Noch genießt der Präsident das Vertrauen vieler der elf Millionen Tunesier, doch der Widerstand gegen ihn wächst. Der mächtige Gewerkschaftsverband UGTT kritisiert, dass Saied Verfassungsänderungen im Alleingang anstrebt. Einige Parteien, die Saieds Einschreiten gegen Regierung und Parlament zunächst begrüßt hatten, wenden sich inzwischen gegen den Präsidenten. In einer gemeinsamen Erklärung beklagten 18 tunesische und internationale Menschenrechtsorganisationen, Saied regiere ohne jede demokratische Kontrolle. In Tunis demonstrierten vor einigen Tagen erstmals mehrere tausend Menschen gegen Saieds „Putsch“.
Auch außenpolitisch gerät Saied zunehmend in die Klemme. In einem Telefonat rief Kanzlerin Merkel den tunesischen Präsidenten nach Angaben der Bundesregierung zum „Dialog mit allen politischen Akteuren“ auf.
Nach Kritik ernennt Saied eine neue Ministerpräsidentin, eine unbekannte Akademikerin
Um der Kritik zu begegnen, berief Saied jetzt die weitgehend unbekannte Geologin Najla Bouden Romdhane zur neuen Regierungschefin. Romdhane entspricht den Vorstellungen des Präsidenten: Die 63-jährige ist keine Politikerin, sondern eine Akademikerin ohne Regierungserfahrung. Trotzdem soll sie nun so schnell wie möglich ein Kabinett zusammenstellen. Die neue Regierung soll laut Saied die Korruption bekämpfen und das „Chaos“ in staatlichen Institutionen beenden.

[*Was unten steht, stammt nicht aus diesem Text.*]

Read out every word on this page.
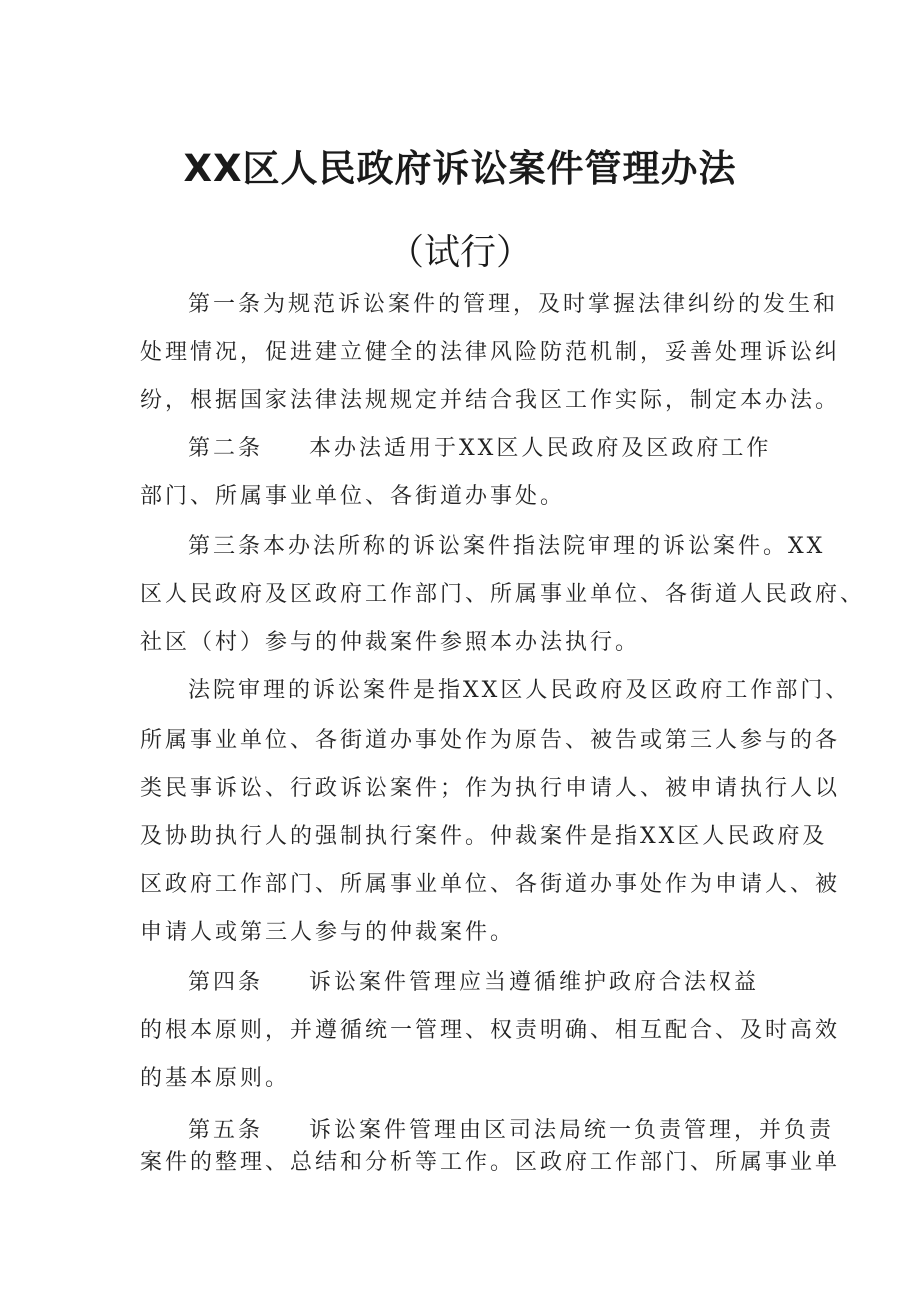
XX区人民政府诉讼案件管理办法
（试行）
第一条为规范诉讼案件的管理，及时掌握法律纠纷的发生和
处理情况，促进建立健全的法律风险防范机制，妥善处理诉讼纠
纷，根据国家法律法规规定并结合我区工作实际，制定本办法。
第二条 本办法适用于XX区人民政府及区政府工作
部门、所属事业单位、各街道办事处。
第三条本办法所称的诉讼案件指法院审理的诉讼案件。XX
区人民政府及区政府工作部门、所属事业单位、各街道人民政府、
社区（村）参与的仲裁案件参照本办法执行。
法院审理的诉讼案件是指XX区人民政府及区政府工作部门、
所属事业单位、各街道办事处作为原告、被告或第三人参与的各
类民事诉讼、行政诉讼案件；作为执行申请人、被申请执行人以
及协助执行人的强制执行案件。仲裁案件是指XX区人民政府及
区政府工作部门、所属事业单位、各街道办事处作为申请人、被
申请人或第三人参与的仲裁案件。
第四条 诉讼案件管理应当遵循维护政府合法权益
的根本原则，并遵循统一管理、权责明确、相互配合、及时高效
的基本原则。
第五条 诉讼案件管理由区司法局统一负责管理，并负责
案件的整理、总结和分析等工作。区政府工作部门、所属事业单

Das Land habe bereits viel Zeit verloren, erklärte der Präsident – ohne zu erwähnen, dass er selbst daran nicht ganz unschuldig ist. Erfolg oder Misserfolg der neuen Regierungschefin werden daran gemessen werden, ob es ihr gelingt, mehr Arbeitsplätze zu schaffen und den Menschen Hoffnung zu geben. Wie sie das nach dem jahrelangen Scheitern der Politik machen soll, weiß niemand. Offen ist unter anderem, ob Saied ihr die nötige Entscheidungsbefugnis gewähren wird.